Canadian Christian leaders make urgent appeal to help South Sudan

  • May 3, 2017

OTTAWA – Canada’s Catholic bishops have joined other Christian leaders in making an urgent appeal to Prime Minister Justin Trudeau to help South Sudan.

The letter, dated April 27, urges the government to supply more humanitarian aid as well as encourage other nations to help. It is signed by the president of the Canadian Conference of Catholic Bishops (CCCB), Bishop Douglas Crosby of Hamilton; the Primate of the Anglican Church of Canada Archbishop Fred Hiltz, and the Moderator of the Presbyterian Church in Canada, Rev. Douglas H. Rollwage.

“Mr. Prime Minister, if the violence continues unabated, the ethnic tribes in South Sudan risk becoming further alienated from one another, making the governing of this young country more difficult and complex when eventually there is a cessation to the violence,” they wrote.

The ecumenical leaders urged Canada to consider increasing the number of peacekeepers it has committed to the UN mission in South Sudan, a new country formed in 2011 that has been wracked by civil war since 2013. Canada has contributed 10 peacekeepers so far.

“We are continuing to hear disturbing reports of gross violations of fundamental human rights carried out with total impunity,” the religious leaders’ letter said.

The letter pointed to recent communications from the Catholic Bishops of South Sudan, who report human rights violations by both the opposition and government forces, including the killing and torture of civilians.

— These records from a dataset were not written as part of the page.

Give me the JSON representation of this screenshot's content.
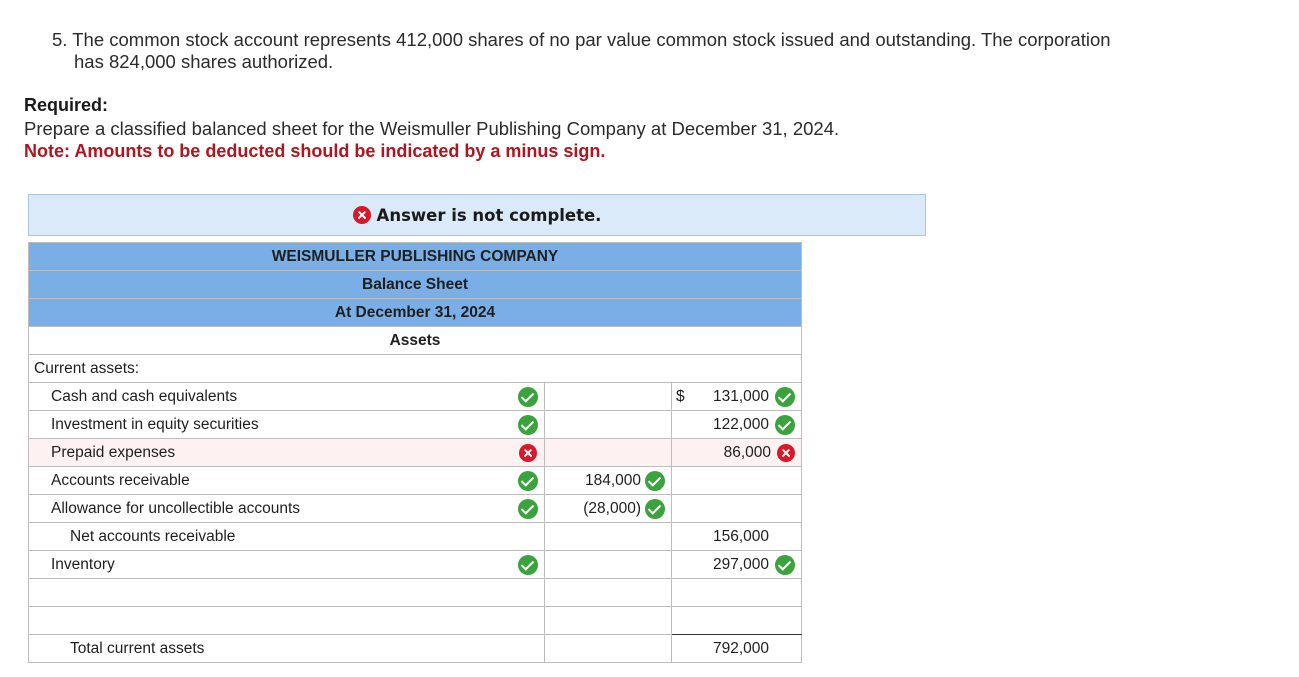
{
  "question": {
    "line1": "5. The common stock account represents 412,000 shares of no par value common stock issued and outstanding. The corporation",
    "line2": "has 824,000 shares authorized."
  },
  "required": {
    "title": "Required:",
    "text": "Prepare a classified balanced sheet for the Weismuller Publishing Company at December 31, 2024.",
    "note": "Note: Amounts to be deducted should be indicated by a minus sign."
  },
  "banner": {
    "text": "Answer is not complete.",
    "icon": "x-circle-icon"
  },
  "sheet": {
    "company": "WEISMULLER PUBLISHING COMPANY",
    "title": "Balance Sheet",
    "date": "At December 31, 2024",
    "section": "Assets",
    "group_label": "Current assets:",
    "currency_symbol": "$",
    "rows": [
      {
        "label": "Cash and cash equivalents",
        "mark": "correct",
        "mid": "",
        "amount": "131,000",
        "amount_mark": "correct"
      },
      {
        "label": "Investment in equity securities",
        "mark": "correct",
        "mid": "",
        "amount": "122,000",
        "amount_mark": "correct"
      },
      {
        "label": "Prepaid expenses",
        "mark": "incorrect",
        "mid": "",
        "amount": "86,000",
        "amount_mark": "incorrect"
      },
      {
        "label": "Accounts receivable",
        "mark": "correct",
        "mid": "184,000",
        "mid_mark": "correct",
        "amount": ""
      },
      {
        "label": "Allowance for uncollectible accounts",
        "mark": "correct",
        "mid": "(28,000)",
        "mid_mark": "correct",
        "amount": ""
      },
      {
        "label": "Net accounts receivable",
        "amount": "156,000"
      },
      {
        "label": "Inventory",
        "mark": "correct",
        "amount": "297,000",
        "amount_mark": "correct"
      }
    ],
    "total_label": "Total current assets",
    "total_amount": "792,000"
  },
  "colors": {
    "header_blue": "#7aaee6",
    "banner_bg": "#dbeaf8",
    "note_red": "#b3141d",
    "check_green": "#3ba33d",
    "x_red": "#d7192a"
  }
}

In a Feb. 16 communique, the South Sudan bishops warned 4.9 million people will soon face a “food crisis across the country” and the number could grow to 5.9 million by July. The Canadian religious leaders pointed to the bishops’ concerns about the “dreadful and man-made famine being inflicted upon the country.”

The ecumenical leaders cited news reports that 100,000 are experiencing famine. They urged Canada to speak up about the food crisis at home and abroad and to encourage more food assistance in addition to helping restore the rule of law and protecting human rights. They also asked that Canada work with the United Nations Security Council, the international community and business interests to prevent weapons and war materials from coming into the area.

The letter included thanks to Canada for $37 million allocated to South Sudan.

The UN World Food Program has been dropping food aid from planes to famine-afflicted areas.

The CCCB’s overseas development agency, Development and Peace, has been assisting Catholic aid groups under the Caritas umbrella since before South Sudan’s independence to help with food shortages.